South Korean authorities have conducted several high-profile raids in recent weeks. Police searched the church of a conservative pastor linked to a pro-Yoon protest that turned violent in January, according to Yonhap News Agency. Prosecutors investigating corruption allegations against former first lady Kim Keon Hee also raided facilities tied to the Unification Church. Separately, investigators visited parts of Osan Air Base as part of a probe into Yoon’s brief imposition of martial law, though Seoul has said the raid was limited to areas under South Korean jurisdiction.
Trump’s remarks threatened to overshadow his talks with Lee, which had been expected to focus on trade and defense. The two sides signed a new trade deal in July setting tariffs on South Korean goods at 15 percent after Trump threatened to impose rates as high as 25 percent. Automobiles, Seoul’s top export to the U.S., were central to the negotiations.
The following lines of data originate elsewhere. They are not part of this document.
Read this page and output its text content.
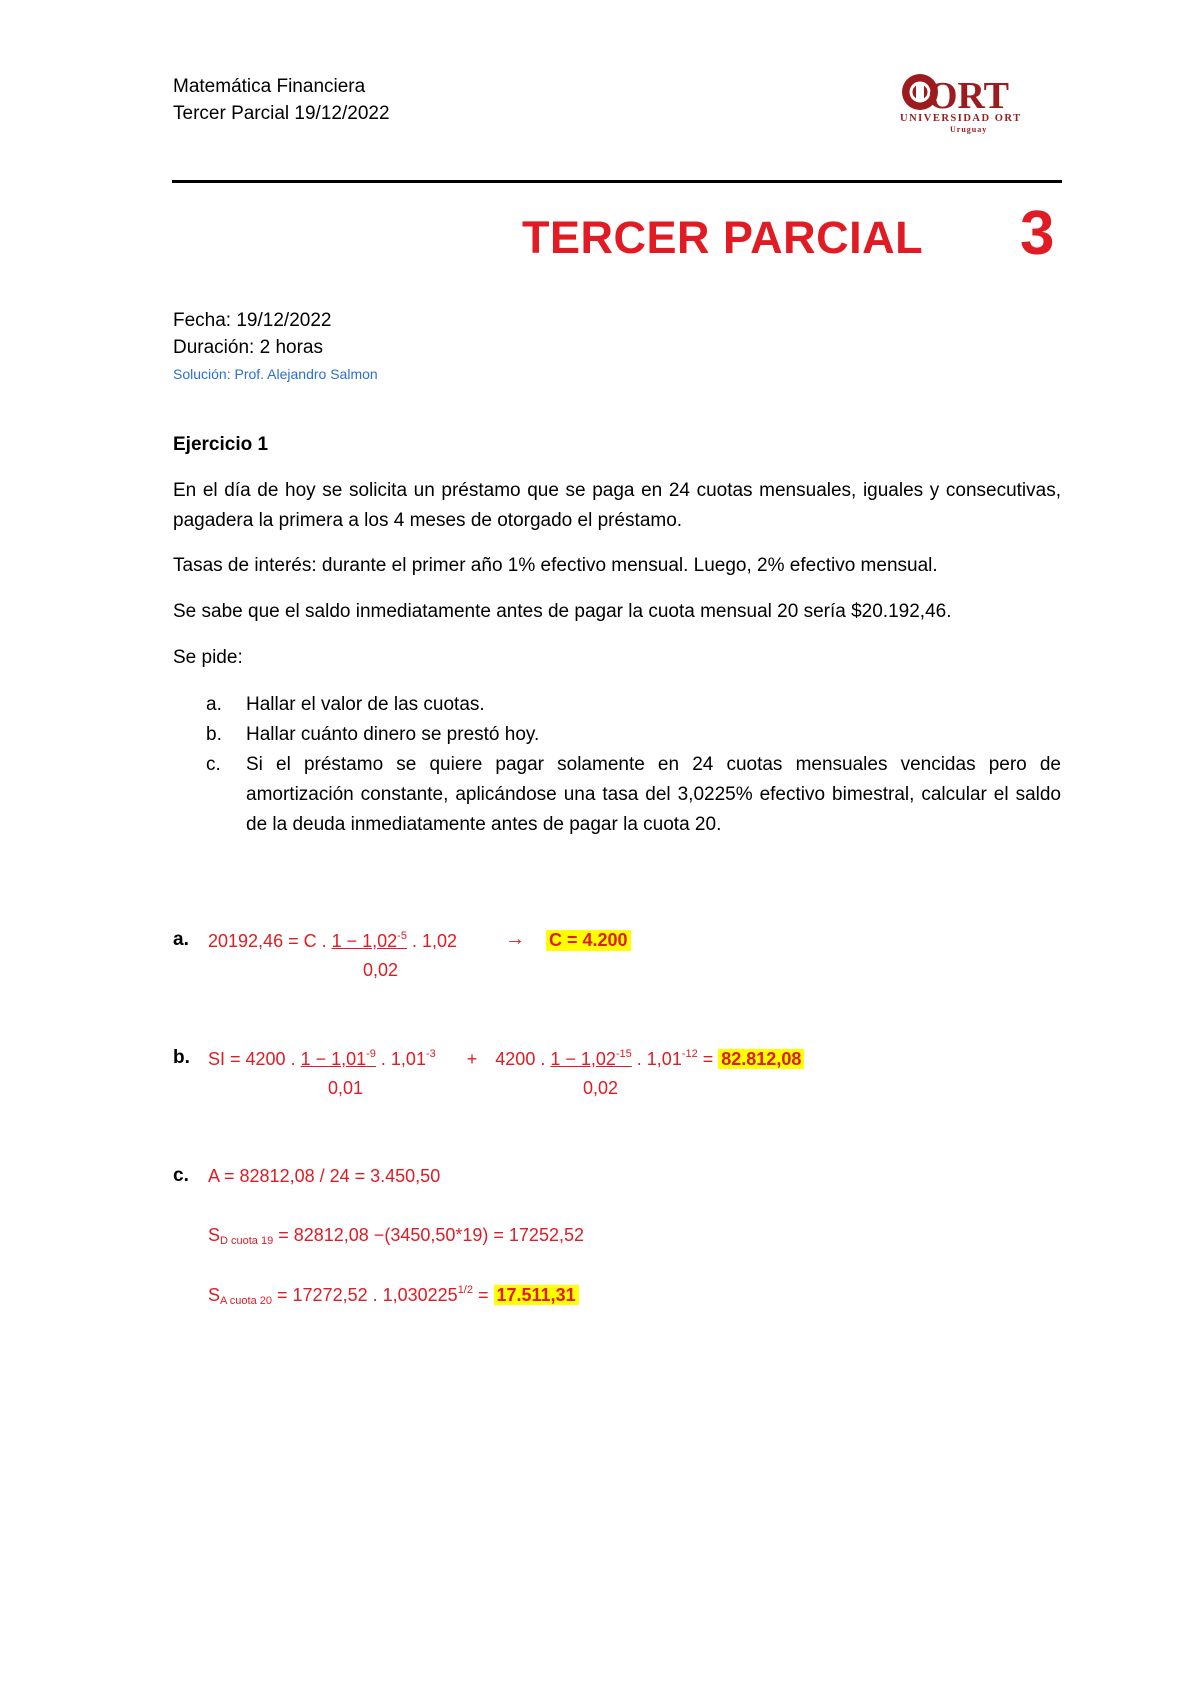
Matemática Financiera
Tercer Parcial 19/12/2022	ORT
UNIVERSIDAD ORT
Uruguay
TERCER PARCIAL 3
Fecha: 19/12/2022
Duración: 2 horas
Solución: Prof. Alejandro Salmon
Ejercicio 1
En el día de hoy se solicita un préstamo que se paga en 24 cuotas mensuales, iguales y consecutivas, pagadera la primera a los 4 meses de otorgado el préstamo.
Tasas de interés: durante el primer año 1% efectivo mensual. Luego, 2% efectivo mensual.
Se sabe que el saldo inmediatamente antes de pagar la cuota mensual 20 sería $20.192,46.
Se pide:
a. Hallar el valor de las cuotas.
b. Hallar cuánto dinero se prestó hoy.
c. Si el préstamo se quiere pagar solamente en 24 cuotas mensuales vencidas pero de amortización constante, aplicándose una tasa del 3,0225% efectivo bimestral, calcular el saldo de la deuda inmediatamente antes de pagar la cuota 20.
a. 20192,46 = C . $1 - 1,02^{-5}$ . 1,02
0,02
→ C = 4.200
b. SI = 4200 . $1 - 1,01^{-9}$ . $1,01^{-3} + 4200$ . $1 - 1,02^{-15}$ . $1,01^{-12} = 82.812,08$
0,01	0,02
c. A = 82812,08 / 24 = 3.450,50
$S_{D cuota 19} = 82812,08 -(3450,50*19) = 17252,52$
$S_{A cuota 20} = 17272,52$ . $1,030225^{1/2} = 17.511,31$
Lee’s office has said the agenda includes cooperation in semiconductors, batteries and shipbuilding, as well as discussions on U.S. troop deployments in South Korea. Seoul has long been concerned that Washington could demand higher payments for the American military presence.
Before arriving in Washington, Lee made a symbolic visit to Tokyo — the first time a South Korean president chose Japan for his inaugural bilateral trip since the two nations normalized ties in 1965. He met Japanese Prime Minister Shigeru Ishiba in what analysts saw as a bid to strengthen leverage ahead of talks with Trump.
Lee, who narrowly lost to Yoon in 2022, played a leading role in parliament’s effort to overturn Yoon’s martial law decree and impeach him earlier this year. The Constitutional Court formally dismissed Yoon in April.
The new president also survived an assassination attempt in January 2024, when he was stabbed in the neck by a man who initially sought his autograph.
Lee arrived in the U.S. on Sunday, headlined a dinner with some 200 Korean Americans in Washington that night and will depart Tuesday.